Chez les hommes, le presenteeism existe aussi. Mais les ressorts ne sont pas les mêmes. Eux sont souvent pris dans l’injonction de “tenir bon”, de ne pas craquer, de rester maîtres de la situation. Ils parlent moins, expriment moins. Là où les femmes “planquent” leurs douleurs, les hommes les “nient”. Résultat : même pression, même isolement, mais vécu différemment. Et même issue, souvent : le corps lâche.
2. Les douleurs qu’on tait et qu’on connaît par cœur
Endométriose, règles, syndrome prémenstruel : selon une revue de 2023 (Women’s Health and Working Life), 40 à 70 % des femmes en âge de travailler vivent des douleurs menstruelles. L’endométriose touche 1 femme sur 10. Et pourtant, c’est encore rarement pris en compte dans le monde pro.
Une étude (Soliman et al., 2017) a mesuré les pertes d’efficacité liées à l’endométriose : les femmes ne s’arrêtent pas, elles viennent bosser. Moins bien. Plus lentement. En souffrant. Mais bosser quand même.

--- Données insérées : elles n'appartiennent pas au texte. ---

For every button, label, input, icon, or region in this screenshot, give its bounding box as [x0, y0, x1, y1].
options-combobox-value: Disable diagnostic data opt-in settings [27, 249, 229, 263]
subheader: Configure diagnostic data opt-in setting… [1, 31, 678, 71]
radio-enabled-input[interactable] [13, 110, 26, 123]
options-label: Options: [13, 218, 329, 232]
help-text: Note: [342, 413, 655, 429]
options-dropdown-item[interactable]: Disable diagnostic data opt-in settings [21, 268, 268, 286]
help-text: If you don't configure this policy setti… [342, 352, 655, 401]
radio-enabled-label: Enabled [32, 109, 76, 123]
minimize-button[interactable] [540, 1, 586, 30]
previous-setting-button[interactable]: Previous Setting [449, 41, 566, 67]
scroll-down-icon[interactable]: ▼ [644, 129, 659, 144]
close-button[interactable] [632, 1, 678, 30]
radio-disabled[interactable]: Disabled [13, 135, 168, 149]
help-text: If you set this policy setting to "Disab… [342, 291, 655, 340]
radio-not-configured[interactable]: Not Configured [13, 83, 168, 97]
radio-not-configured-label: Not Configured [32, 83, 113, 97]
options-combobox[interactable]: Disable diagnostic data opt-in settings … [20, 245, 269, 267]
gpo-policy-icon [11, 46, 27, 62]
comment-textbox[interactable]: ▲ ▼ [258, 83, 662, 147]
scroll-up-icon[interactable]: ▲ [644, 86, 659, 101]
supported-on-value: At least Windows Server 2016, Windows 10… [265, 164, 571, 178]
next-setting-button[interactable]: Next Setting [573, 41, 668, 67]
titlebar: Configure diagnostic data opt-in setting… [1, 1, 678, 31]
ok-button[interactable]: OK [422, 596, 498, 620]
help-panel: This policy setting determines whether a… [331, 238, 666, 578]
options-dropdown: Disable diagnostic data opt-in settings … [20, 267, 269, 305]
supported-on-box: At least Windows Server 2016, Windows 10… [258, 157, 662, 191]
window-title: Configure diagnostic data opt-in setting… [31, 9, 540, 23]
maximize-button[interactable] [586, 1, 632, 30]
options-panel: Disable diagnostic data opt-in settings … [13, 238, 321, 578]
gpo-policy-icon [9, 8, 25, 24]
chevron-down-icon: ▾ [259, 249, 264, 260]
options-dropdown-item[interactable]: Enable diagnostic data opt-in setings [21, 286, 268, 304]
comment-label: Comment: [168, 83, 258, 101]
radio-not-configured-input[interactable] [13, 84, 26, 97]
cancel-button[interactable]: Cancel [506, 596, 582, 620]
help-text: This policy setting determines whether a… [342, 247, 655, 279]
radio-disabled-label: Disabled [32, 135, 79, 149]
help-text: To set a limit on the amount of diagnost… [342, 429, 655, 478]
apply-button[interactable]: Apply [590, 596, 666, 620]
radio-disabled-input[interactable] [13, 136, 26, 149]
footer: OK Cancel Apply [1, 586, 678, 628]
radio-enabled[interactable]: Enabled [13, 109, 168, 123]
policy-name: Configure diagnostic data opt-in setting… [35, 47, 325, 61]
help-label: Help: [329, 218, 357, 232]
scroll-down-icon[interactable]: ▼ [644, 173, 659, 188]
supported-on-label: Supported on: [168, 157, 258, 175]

Ménopause et périménopause : troubles du sommeil, sautes d’humeur, épuisement. Un moment clé de la vie des femmes, encore vécu dans le silence. Le corps change, le mental aussi. Mais pas un mot. Comme si ça ne devait “pas exister” dans un open space.
Santé mentale : anxiété, dépression, burnout. Invisibles jusqu’à ce qu’il soit trop tard. Beaucoup trop de femmes tiennent “par habitude”, par peur de craquer, par réflexe de survie. Jusqu’au moment où le corps lâche.
3. Pourquoi on continue ?
Parce que le système est mal fichu. Parce qu’on a peur de déranger. De ne plus être dans la boucle. Parce qu’on veut montrer qu’on est “solide”. Et surtout : parce qu’on n’a pas le temps de se soigner.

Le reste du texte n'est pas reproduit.